Mesdames et Messieurs, je ne veux pas m'allonger... (Commentaires. Rires.) ...si ce n'est pour vous dire le caractère dangereux...
Le président. S'il vous plaît !
Une voix. Ne vous allongez pas !
M. Serge Dal Busco. J'ai plutôt tendance à me tasser ! Je ne voudrais pas allonger mes propos, si ce n'est pour vous dire, encore une fois, la nécessité qu'il y a pour le canton de Genève de garder cette possibilité dans notre arsenal fiscal, et vous dire que le projet de loi que le Conseil d'Etat a déposé constitue selon nous une bonne base pour répondre à ce souhait de transparence, de clarté dans l'octroi de ces principes d'allégements; on verra pour les modalités. Personnellement, je pense que les solutions proposées et mises en place avec beaucoup de pragmatisme - bien plus que chez nous - par nos collègues vaudois pourraient constituer une excellente base pour nos travaux ici, à Genève. Mesdames et Messieurs, dites non avec fermeté à cette initiative, soutenons le principe de ce contreprojet et allons de l'avant, parce que la situation n'est pas facile dans ce canton. Merci beaucoup ! (Applaudissements.)

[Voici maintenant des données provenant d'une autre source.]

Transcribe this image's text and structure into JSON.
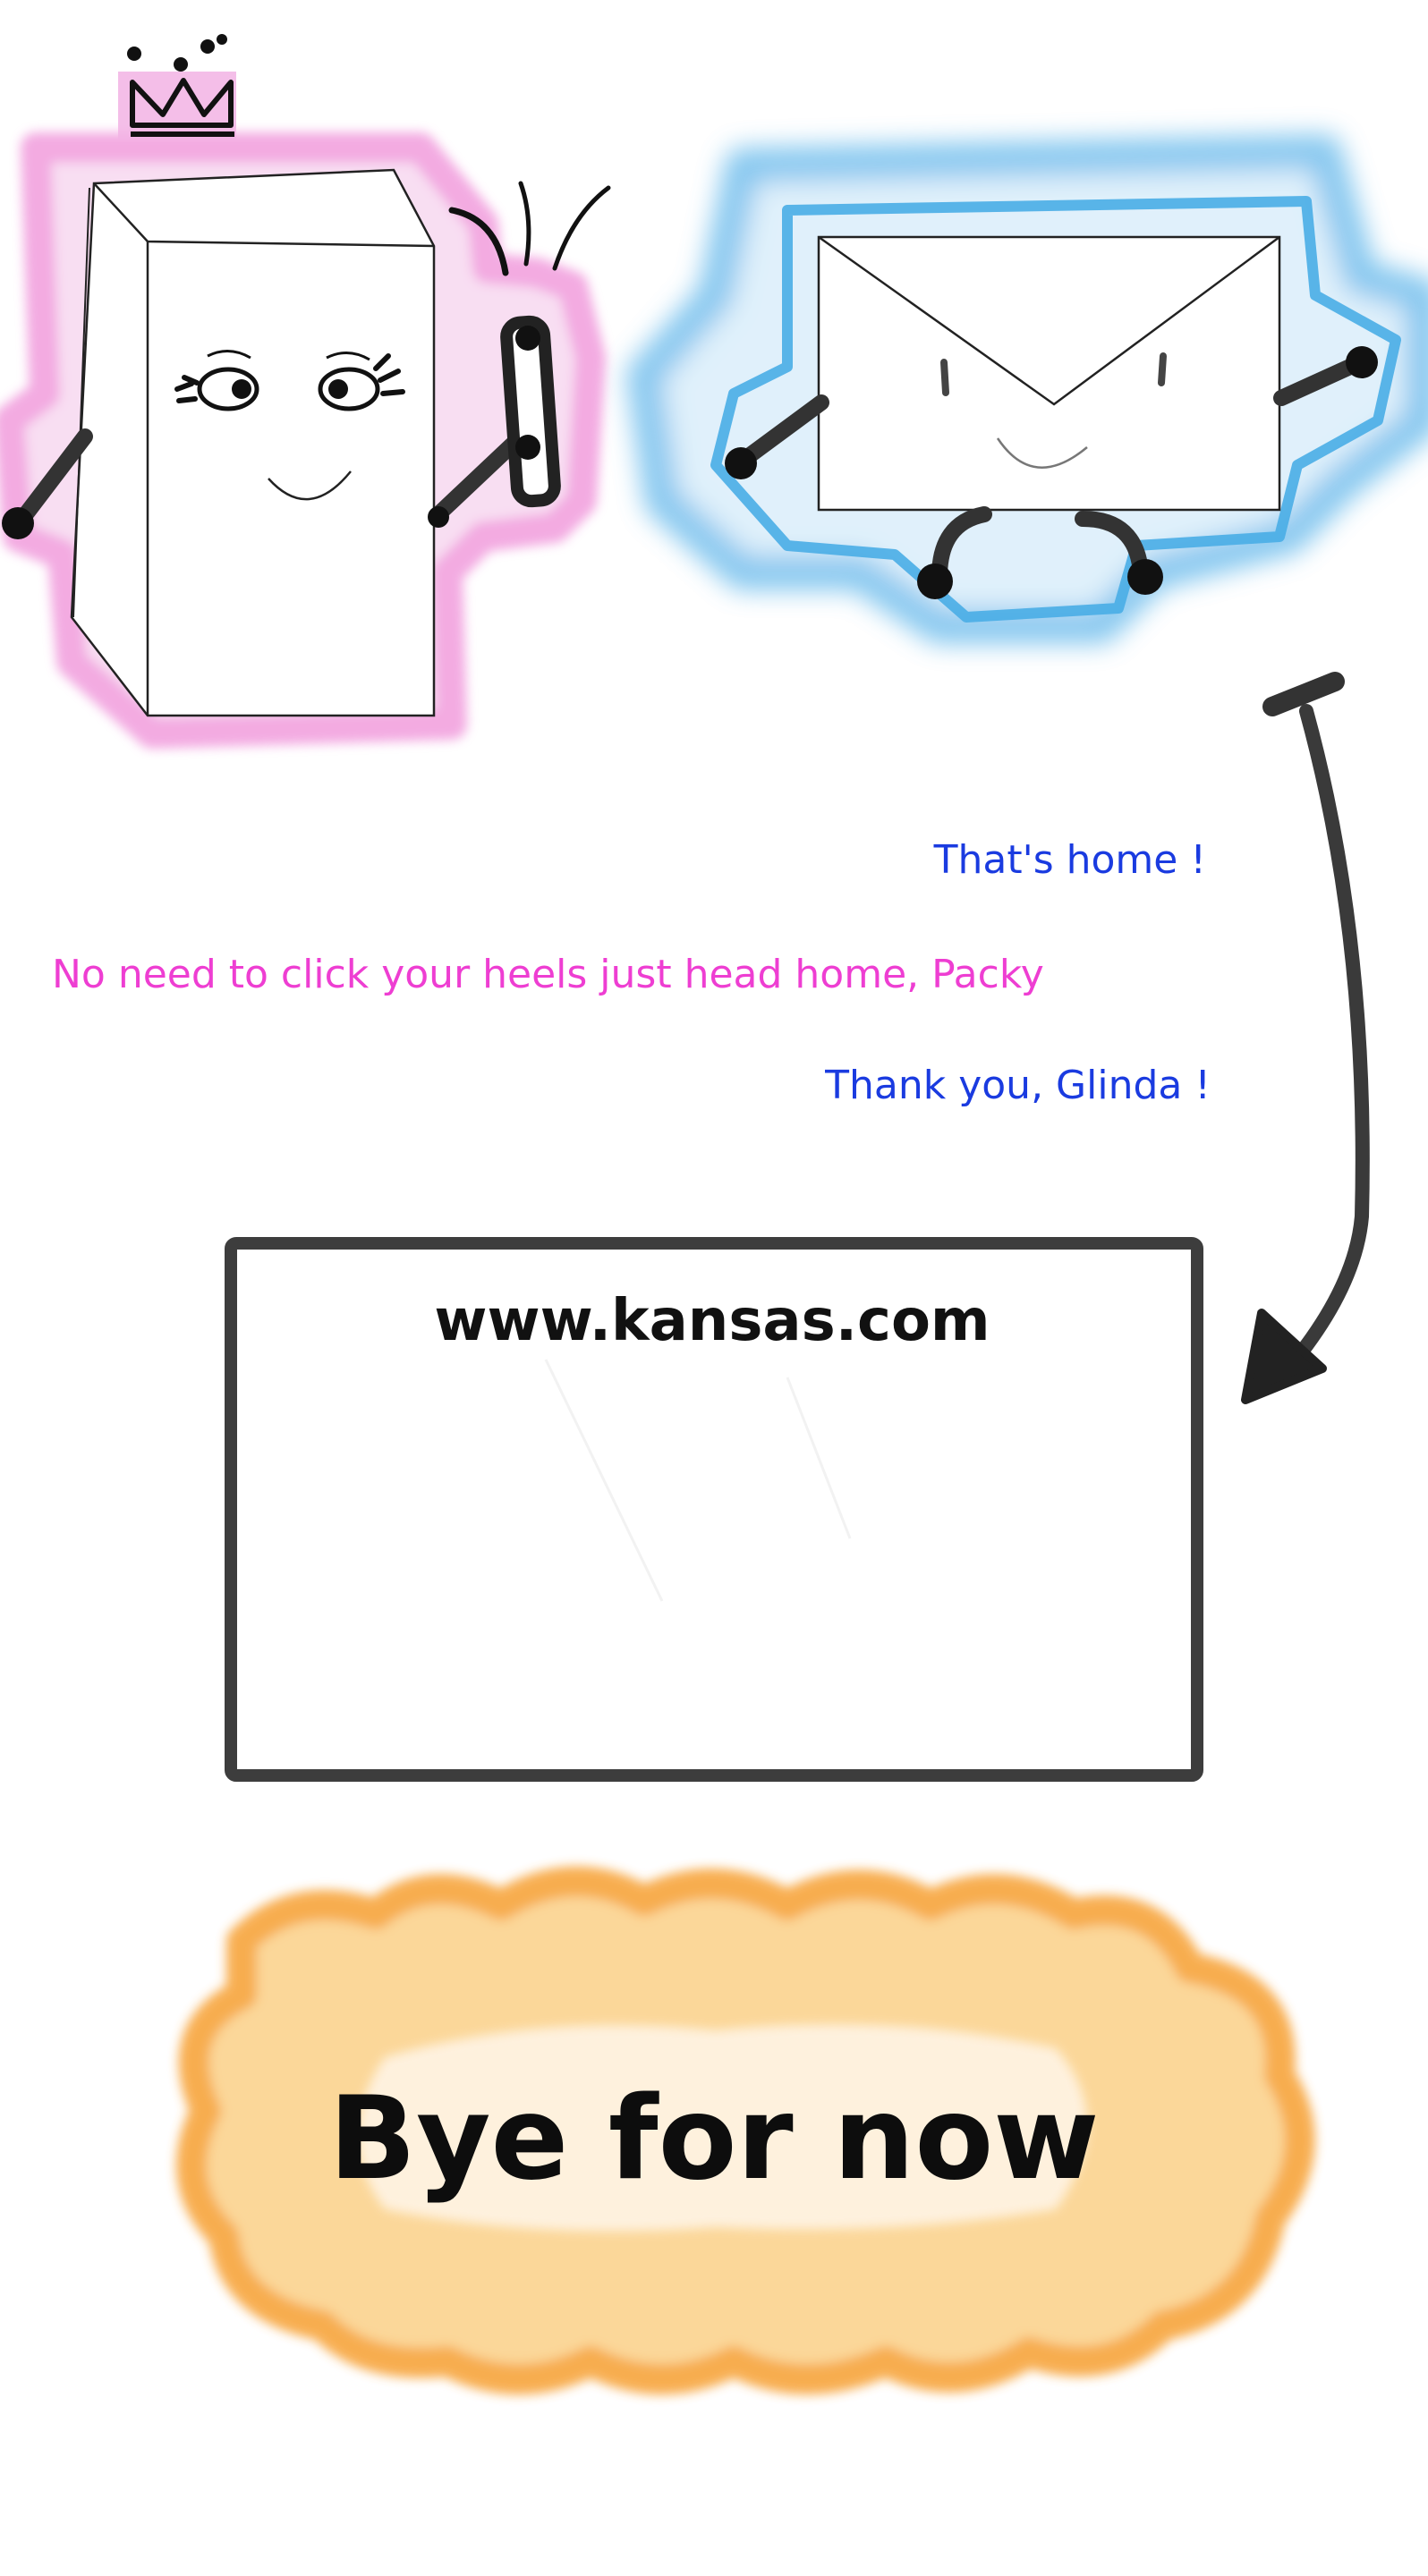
{
  "colors": {
    "glinda_outline": "#ef8fd8",
    "packy_outline": "#5fb6ea",
    "bye_cloud": "#f7a53c",
    "blue_text": "#1a3be0",
    "pink_text": "#ee3ed2",
    "ink": "#111111"
  },
  "dialogue": {
    "line1": "That's home !",
    "line2": "No need to click your heels just head home, Packy",
    "line3": "Thank you, Glinda !"
  },
  "screen": {
    "url": "www.kansas.com"
  },
  "closing": {
    "text": "Bye for now"
  },
  "icons": {
    "glinda": "box-character-with-crown-and-wand",
    "packy": "envelope-character",
    "crown": "crown-icon",
    "wand": "wand-icon",
    "arrow": "curved-arrow-icon"
  }
}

Le président. Merci, Monsieur le conseiller d'Etat. Je vais mettre aux voix cette initiative.
Une voix. Vote nominal !
Le président. Le vote nominal est demandé. Est-il soutenu ? (Des mains se lèvent.) Le vote nominal est soutenu, c'est parfait.
Mise aux voix, l'initiative 150-TF est refusée par 64 non contre 21 oui et 10 abstentions (vote nominal).
Mis aux voix, le principe d'un contreprojet est accepté par 64 oui contre 11 non et 16 abstentions.
L'initiative 150-TF est renvoyée à la commission fiscale pour l'élaboration du contreprojet.
Le Grand Conseil prend acte du rapport de commission IN 150-D.